Gespräch mit Hubertus Gersdorf über das Prinzip der Rundfunkgebühren und alternative Modelle

Frankfurter Rundschau: Die Ministerpräsidenten haben auf ihrer Jahrestagung in Bad Pyrmont die Einführung einer GEZ-Gebühr in Höhe von 5,52 Euro pro Monat für internetfähige Computer und Mobilfunkgeräte beschlossen. Weil es daran schon im Vorfeld viel Kritik gegeben hat, wollen sie nun Alternativen zu der gerätegebundenen Gebühr prüfen. Was halten Sie von der Idee, sich vielleicht schon 2008 von der klassischen GEZ-Gebühr zu verabschieden?

Interview
Hubertus Gersdorf, geboren 1962, ist Professor für Kommunikationsrecht an der Universität Rostock. Er beschäftigt sich unter anderem mit der Finanzierung des öffentlich-rechtlichen Rundfunks. Die Bedeutung des Rundfunks für die Demokratie hat das Bundesverfassungsgericht aus dem Grundgesetz hergeleitet. Die Kulturstaatlichkeit ist in den Landesverfassungen niedergeschrieben. Die GEZ-Gebühr für Computer wurde von den Ministerpräsidenten beschlossen. Sie gilt ab Januar 2007. Alternativen könnten nach Einschätzung der Länderchefs frühestens 2008 eingeführt werden.
Hubertus Gersdorf: Eine Reform ist längst überfällig. Die Zahlungspflicht an das Vorhandensein eines Gerätes zu knüpfen, ist nicht mehr zeitgemäß. Durch die Geschwindigkeit, mit der immer neue technische Geräte auf den Markt kommen, die zum Rundfunkempfang geeignet sind, müsste man um der Gerechtigkeit willen die Gebührenpflicht ständig aktualisieren. Und wie im Falle der Diskussion um die so genannte PC-Gebühr entsteht dann bei den Menschen der Eindruck, die Öffentlich-Rechtlichen würden sich die Taschen voll machen und immer neue Wege finden, an Geld zu kommen. Außerdem wird der öffentlich-rechtliche Rundfunk so als „Innovationsbremse“ dargestellt.

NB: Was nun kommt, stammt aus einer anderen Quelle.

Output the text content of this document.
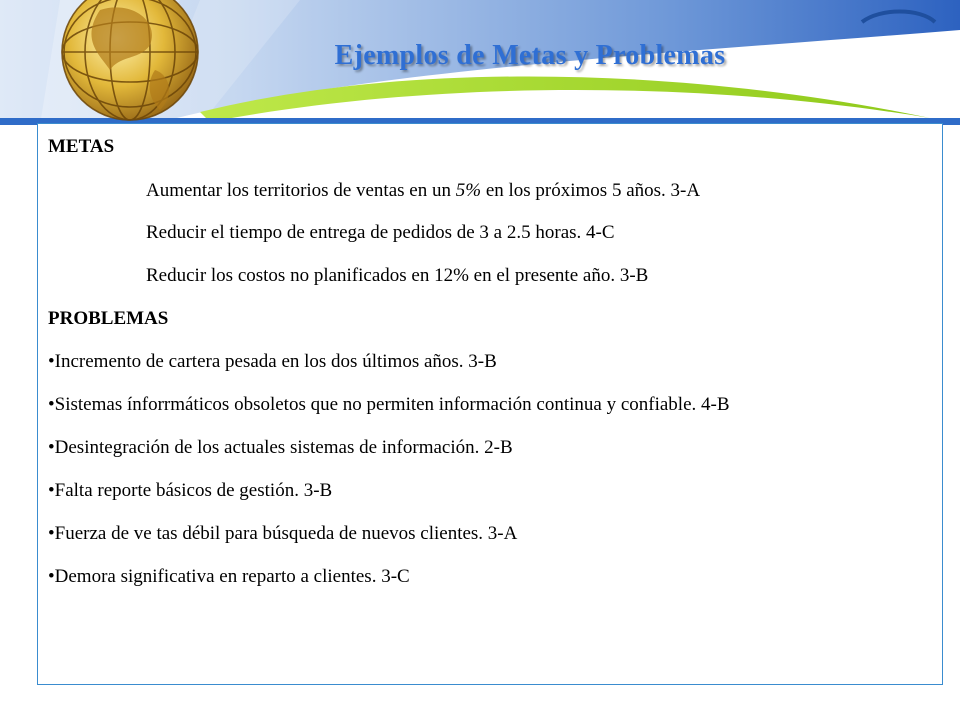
Ejemplos de Metas y Problemas	LOGO
METAS
Aumentar los territorios de ventas en un 5% en los próximos 5 años. 3-A
Reducir el tiempo de entrega de pedidos de 3 a 2.5 horas. 4-C
Reducir los costos no planificados en 12% en el presente año. 3-B
PROBLEMAS
•Incremento de cartera pesada en los dos últimos años. 3-B
•Sistemas ínforrmáticos obsoletos que no permiten información continua y confiable. 4-B
•Desintegración de los actuales sistemas de información. 2-B
•Falta reporte básicos de gestión. 3-B
•Fuerza de ve tas débil para búsqueda de nuevos clientes. 3-A
•Demora significativa en reparto a clientes. 3-C
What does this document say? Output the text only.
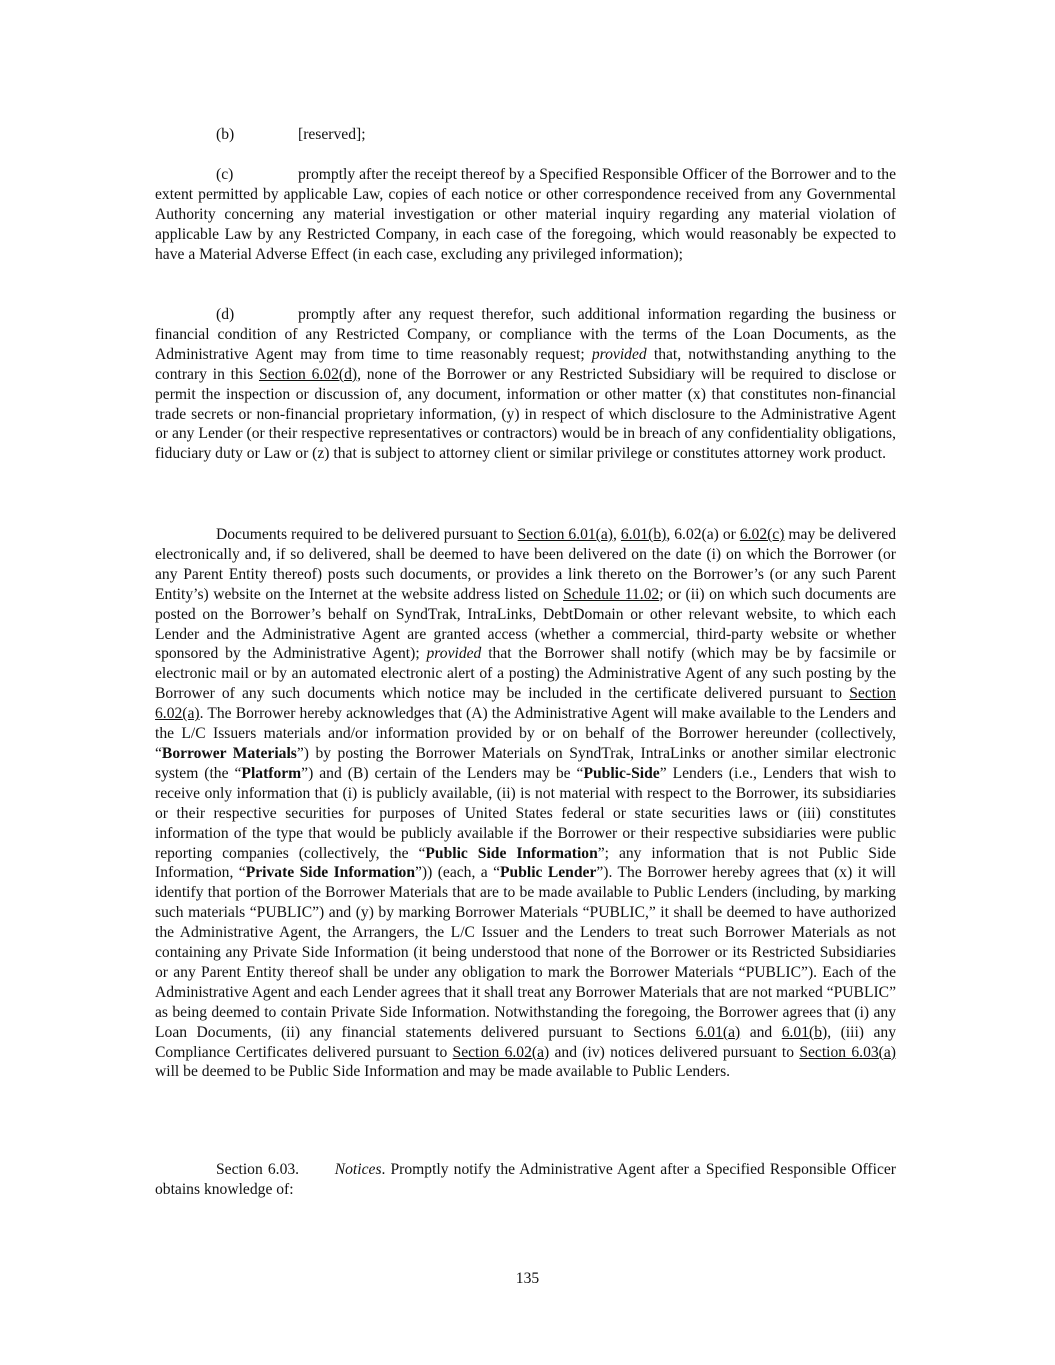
(b)	[reserved];

(c)	promptly after the receipt thereof by a Specified Responsible Officer of the Borrower and to the extent permitted by applicable Law, copies of each notice or other correspondence received from any Governmental Authority concerning any material investigation or other material inquiry regarding any material violation of applicable Law by any Restricted Company, in each case of the foregoing, which would reasonably be expected to have a Material Adverse Effect (in each case, excluding any privileged information);

(d)	promptly after any request therefor, such additional information regarding the business or financial condition of any Restricted Company, or compliance with the terms of the Loan Documents, as the Administrative Agent may from time to time reasonably request; provided that, notwithstanding anything to the contrary in this Section 6.02(d), none of the Borrower or any Restricted Subsidiary will be required to disclose or permit the inspection or discussion of, any document, information or other matter (x) that constitutes non-financial trade secrets or non-financial proprietary information, (y) in respect of which disclosure to the Administrative Agent or any Lender (or their respective representatives or contractors) would be in breach of any confidentiality obligations, fiduciary duty or Law or (z) that is subject to attorney client or similar privilege or constitutes attorney work product.

Documents required to be delivered pursuant to Section 6.01(a), 6.01(b), 6.02(a) or 6.02(c) may be delivered electronically and, if so delivered, shall be deemed to have been delivered on the date (i) on which the Borrower (or any Parent Entity thereof) posts such documents, or provides a link thereto on the Borrower’s (or any such Parent Entity’s) website on the Internet at the website address listed on Schedule 11.02; or (ii) on which such documents are posted on the Borrower’s behalf on SyndTrak, IntraLinks, DebtDomain or other relevant website, to which each Lender and the Administrative Agent are granted access (whether a commercial, third-party website or whether sponsored by the Administrative Agent); provided that the Borrower shall notify (which may be by facsimile or electronic mail or by an automated electronic alert of a posting) the Administrative Agent of any such posting by the Borrower of any such documents which notice may be included in the certificate delivered pursuant to Section 6.02(a). The Borrower hereby acknowledges that (A) the Administrative Agent will make available to the Lenders and the L/C Issuers materials and/or information provided by or on behalf of the Borrower hereunder (collectively, “Borrower Materials”) by posting the Borrower Materials on SyndTrak, IntraLinks or another similar electronic system (the “Platform”) and (B) certain of the Lenders may be “Public-Side” Lenders (i.e., Lenders that wish to receive only information that (i) is publicly available, (ii) is not material with respect to the Borrower, its subsidiaries or their respective securities for purposes of United States federal or state securities laws or (iii) constitutes information of the type that would be publicly available if the Borrower or their respective subsidiaries were public reporting companies (collectively, the “Public Side Information”; any information that is not Public Side Information, “Private Side Information”)) (each, a “Public Lender”). The Borrower hereby agrees that (x) it will identify that portion of the Borrower Materials that are to be made available to Public Lenders (including, by marking such materials “PUBLIC”) and (y) by marking Borrower Materials “PUBLIC,” it shall be deemed to have authorized the Administrative Agent, the Arrangers, the L/C Issuer and the Lenders to treat such Borrower Materials as not containing any Private Side Information (it being understood that none of the Borrower or its Restricted Subsidiaries or any Parent Entity thereof shall be under any obligation to mark the Borrower Materials “PUBLIC”). Each of the Administrative Agent and each Lender agrees that it shall treat any Borrower Materials that are not marked “PUBLIC” as being deemed to contain Private Side Information. Notwithstanding the foregoing, the Borrower agrees that (i) any Loan Documents, (ii) any financial statements delivered pursuant to Sections 6.01(a) and 6.01(b), (iii) any Compliance Certificates delivered pursuant to Section 6.02(a) and (iv) notices delivered pursuant to Section 6.03(a) will be deemed to be Public Side Information and may be made available to Public Lenders.

Section 6.03. Notices. Promptly notify the Administrative Agent after a Specified Responsible Officer obtains knowledge of:

135
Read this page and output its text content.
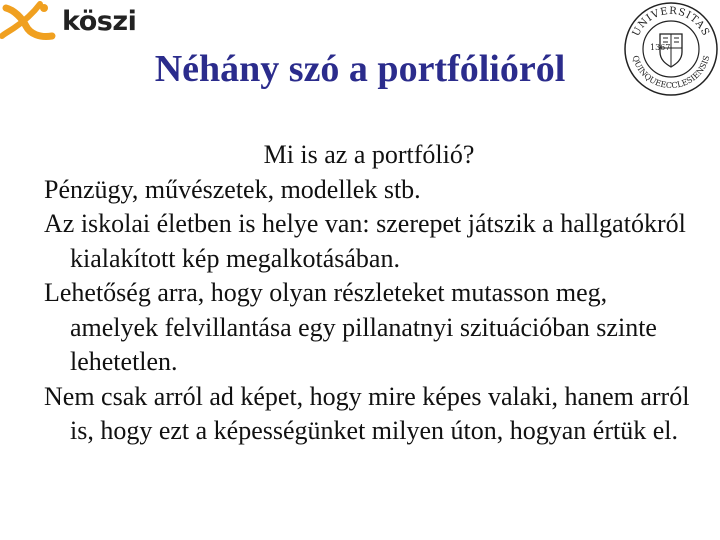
köszi
Néhány szó a portfólióról
UNIVERSITAS
QUINQUEECCLESIENSIS
1367

Mi is az a portfólió?

Pénzügy, művészetek, modellek stb.

Az iskolai életben is helye van: szerepet játszik a hallgatókról kialakított kép megalkotásában.

Lehetőség arra, hogy olyan részleteket mutasson meg, amelyek felvillantása egy pillanatnyi szituációban szinte lehetetlen.

Nem csak arról ad képet, hogy mire képes valaki, hanem arról is, hogy ezt a képességünket milyen úton, hogyan értük el.
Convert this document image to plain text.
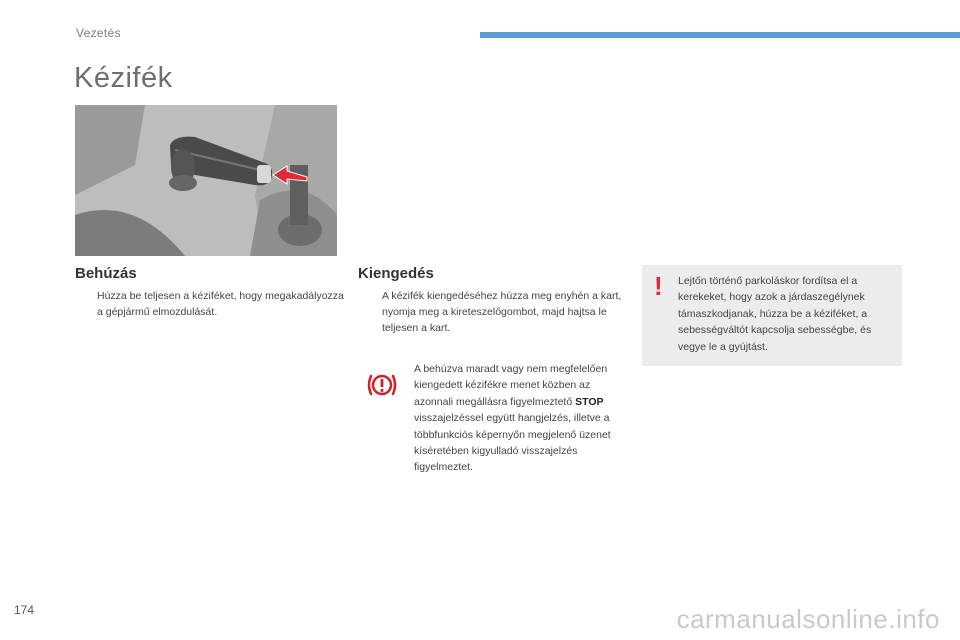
Vezetés
Kézifék
Behúzás
Húzza be teljesen a kéziféket, hogy megakadályozza a gépjármű elmozdulását.
Kiengedés
A kézifék kiengedéséhez húzza meg enyhén a kart, nyomja meg a kireteszelőgombot, majd hajtsa le teljesen a kart.
A behúzva maradt vagy nem megfelelően kiengedett kézifékre menet közben az azonnali megállásra figyelmeztető STOP visszajelzéssel együtt hangjelzés, illetve a többfunkciós képernyőn megjelenő üzenet kíséretében kigyulladó visszajelzés figyelmeztet.
! Lejtőn történő parkoláskor fordítsa el a kerekeket, hogy azok a járdaszegélynek támaszkodjanak, húzza be a kéziféket, a sebességváltót kapcsolja sebességbe, és vegye le a gyújtást.
174	carmanualsonline.info
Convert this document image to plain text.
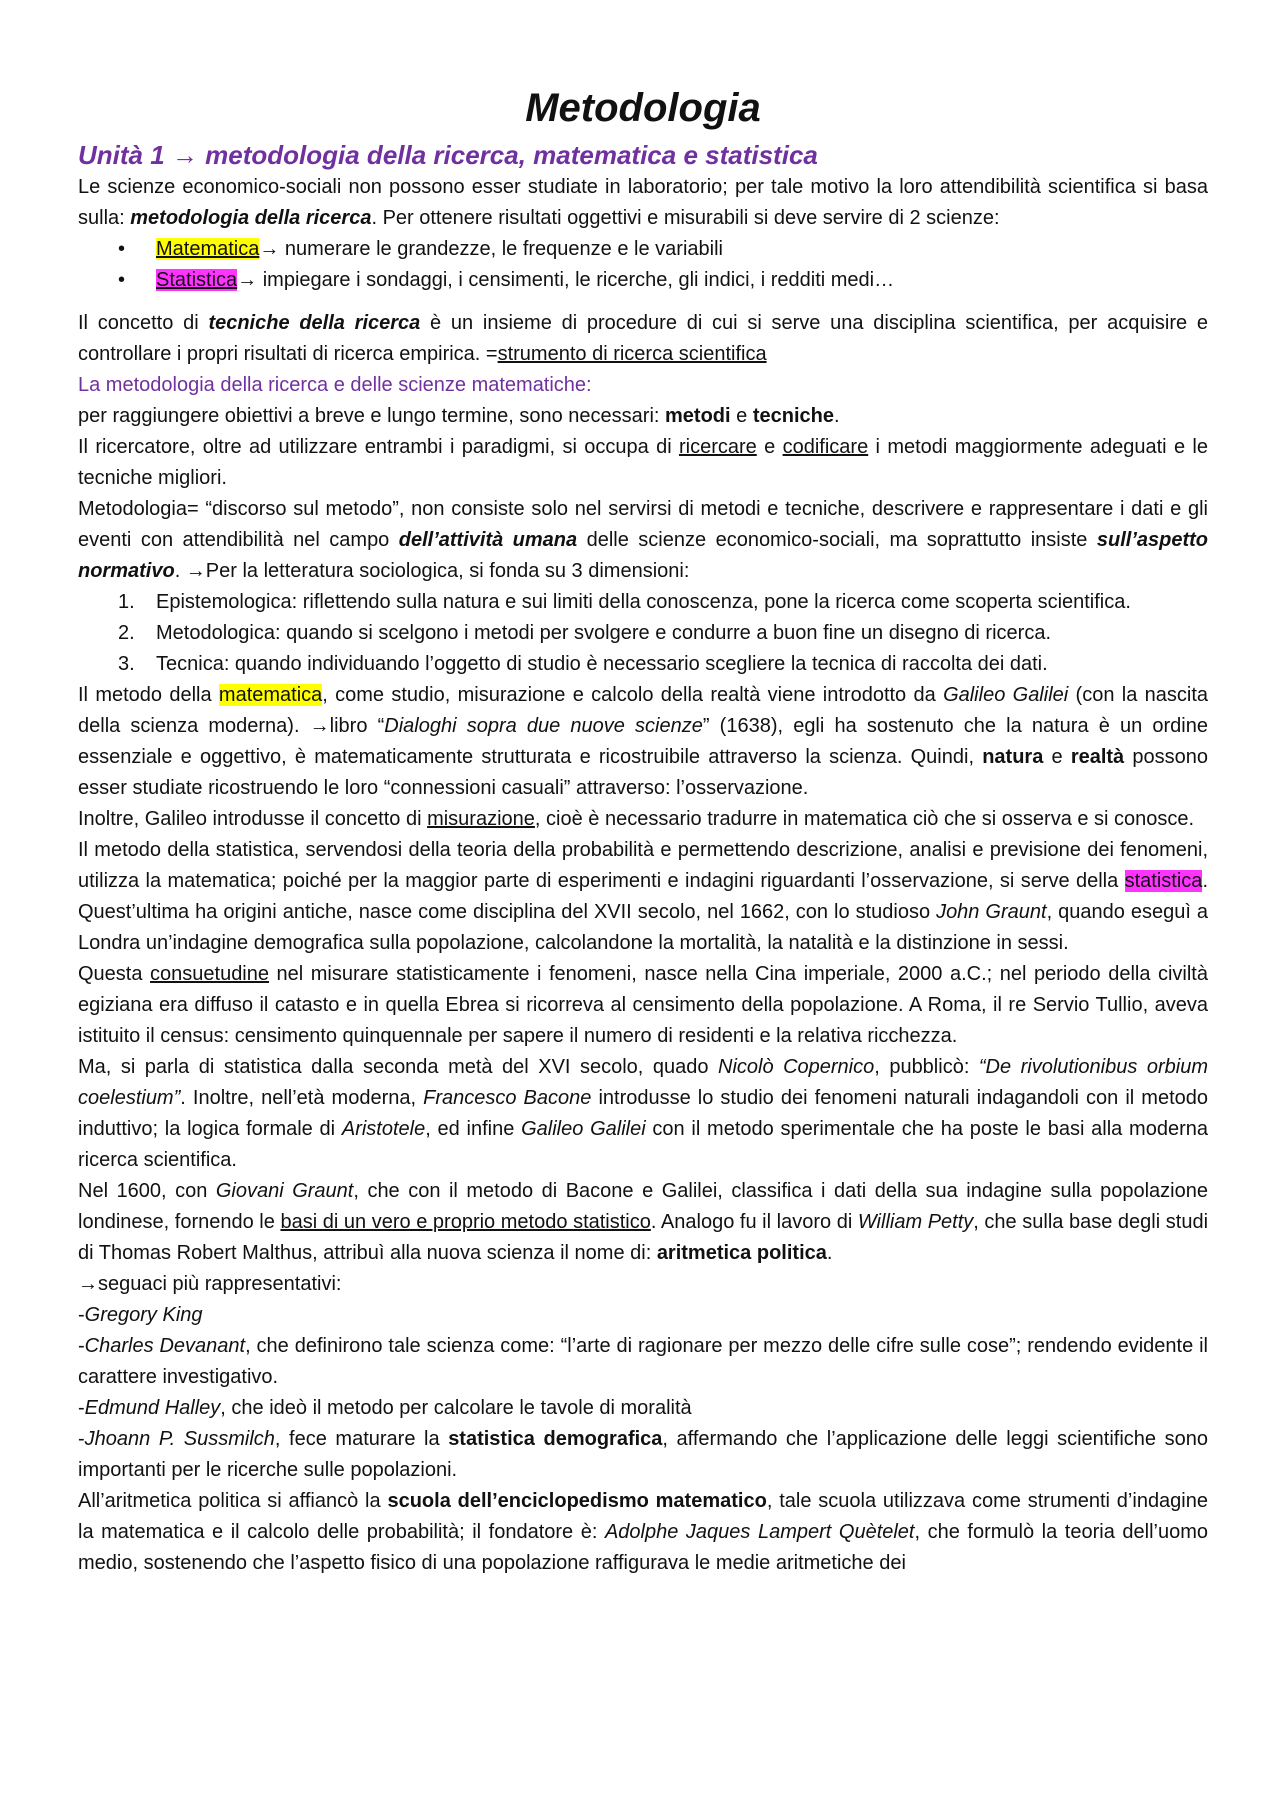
Metodologia
Unità 1 → metodologia della ricerca, matematica e statistica

Le scienze economico-sociali non possono esser studiate in laboratorio; per tale motivo la loro attendibilità scientifica si basa sulla: metodologia della ricerca. Per ottenere risultati oggettivi e misurabili si deve servire di 2 scienze:

• Matematica→ numerare le grandezze, le frequenze e le variabili
• Statistica→ impiegare i sondaggi, i censimenti, le ricerche, gli indici, i redditi medi…

Il concetto di tecniche della ricerca è un insieme di procedure di cui si serve una disciplina scientifica, per acquisire e controllare i propri risultati di ricerca empirica. =strumento di ricerca scientifica

La metodologia della ricerca e delle scienze matematiche:

per raggiungere obiettivi a breve e lungo termine, sono necessari: metodi e tecniche.

Il ricercatore, oltre ad utilizzare entrambi i paradigmi, si occupa di ricercare e codificare i metodi maggiormente adeguati e le tecniche migliori.

Metodologia= “discorso sul metodo”, non consiste solo nel servirsi di metodi e tecniche, descrivere e rappresentare i dati e gli eventi con attendibilità nel campo dell’attività umana delle scienze economico-sociali, ma soprattutto insiste sull’aspetto normativo. →Per la letteratura sociologica, si fonda su 3 dimensioni:

1. Epistemologica: riflettendo sulla natura e sui limiti della conoscenza, pone la ricerca come scoperta scientifica.
2. Metodologica: quando si scelgono i metodi per svolgere e condurre a buon fine un disegno di ricerca.
3. Tecnica: quando individuando l’oggetto di studio è necessario scegliere la tecnica di raccolta dei dati.

Il metodo della matematica, come studio, misurazione e calcolo della realtà viene introdotto da Galileo Galilei (con la nascita della scienza moderna). →libro “Dialoghi sopra due nuove scienze” (1638), egli ha sostenuto che la natura è un ordine essenziale e oggettivo, è matematicamente strutturata e ricostruibile attraverso la scienza. Quindi, natura e realtà possono esser studiate ricostruendo le loro “connessioni casuali” attraverso: l’osservazione.

Inoltre, Galileo introdusse il concetto di misurazione, cioè è necessario tradurre in matematica ciò che si osserva e si conosce.

Il metodo della statistica, servendosi della teoria della probabilità e permettendo descrizione, analisi e previsione dei fenomeni, utilizza la matematica; poiché per la maggior parte di esperimenti e indagini riguardanti l’osservazione, si serve della statistica. Quest’ultima ha origini antiche, nasce come disciplina del XVII secolo, nel 1662, con lo studioso John Graunt, quando eseguì a Londra un’indagine demografica sulla popolazione, calcolandone la mortalità, la natalità e la distinzione in sessi.

Questa consuetudine nel misurare statisticamente i fenomeni, nasce nella Cina imperiale, 2000 a.C.; nel periodo della civiltà egiziana era diffuso il catasto e in quella Ebrea si ricorreva al censimento della popolazione. A Roma, il re Servio Tullio, aveva istituito il census: censimento quinquennale per sapere il numero di residenti e la relativa ricchezza.

Ma, si parla di statistica dalla seconda metà del XVI secolo, quado Nicolò Copernico, pubblicò: “De rivolutionibus orbium coelestium”. Inoltre, nell’età moderna, Francesco Bacone introdusse lo studio dei fenomeni naturali indagandoli con il metodo induttivo; la logica formale di Aristotele, ed infine Galileo Galilei con il metodo sperimentale che ha poste le basi alla moderna ricerca scientifica.

Nel 1600, con Giovani Graunt, che con il metodo di Bacone e Galilei, classifica i dati della sua indagine sulla popolazione londinese, fornendo le basi di un vero e proprio metodo statistico. Analogo fu il lavoro di William Petty, che sulla base degli studi di Thomas Robert Malthus, attribuì alla nuova scienza il nome di: aritmetica politica.

→seguaci più rappresentativi:

-Gregory King

-Charles Devanant, che definirono tale scienza come: “l’arte di ragionare per mezzo delle cifre sulle cose”; rendendo evidente il carattere investigativo.

-Edmund Halley, che ideò il metodo per calcolare le tavole di moralità

-Jhoann P. Sussmilch, fece maturare la statistica demografica, affermando che l’applicazione delle leggi scientifiche sono importanti per le ricerche sulle popolazioni.

All’aritmetica politica si affiancò la scuola dell’enciclopedismo matematico, tale scuola utilizzava come strumenti d’indagine la matematica e il calcolo delle probabilità; il fondatore è: Adolphe Jaques Lampert Quètelet, che formulò la teoria dell’uomo medio, sostenendo che l’aspetto fisico di una popolazione raffigurava le medie aritmetiche dei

Ließe sich dieser Eindruck vermeiden?

Ja, wenn man die derzeitige Gebühr beispielsweise durch eine Haushaltsabgabe ersetzen würde. Das würde bedeuten, dass es unerheblich ist, ob man einen Fernseher oder ein Radio besitzt und ob man diese Geräte nutzt. Jeder Haushalt würde an der Finanzierung des öffentlich-rechtlichen Rundfunks beteiligt.

Warum sollten Menschen den Rundfunk mit finanzieren, die ihn gar nicht nutzen, die vielleicht nicht einmal einen Fernseher oder ein Radio haben?

Es besteht ein weit verbreitetes Missverständnis: Die Rundfunk-Gebühren sind nicht zur Abgeltung individueller Vorteile gedacht. ARD, ZDF und auch das Deutschlandradio haben in unserer Gesellschaft eine Rolle, die weit darüber hinaus geht, uns mit der Sendung mit der Maus, dem Tatort oder dem Musikantenstadel zu versorgen. Das Bundesverfassungsgericht hat wiederholt in Entscheidungen und Beschlüssen herausgestellt, dass unsere gesamte Kulturstaatlichkeit und Demokratie ohne den öffentlich-rechtlichen Rundfunk nicht denkbar wären.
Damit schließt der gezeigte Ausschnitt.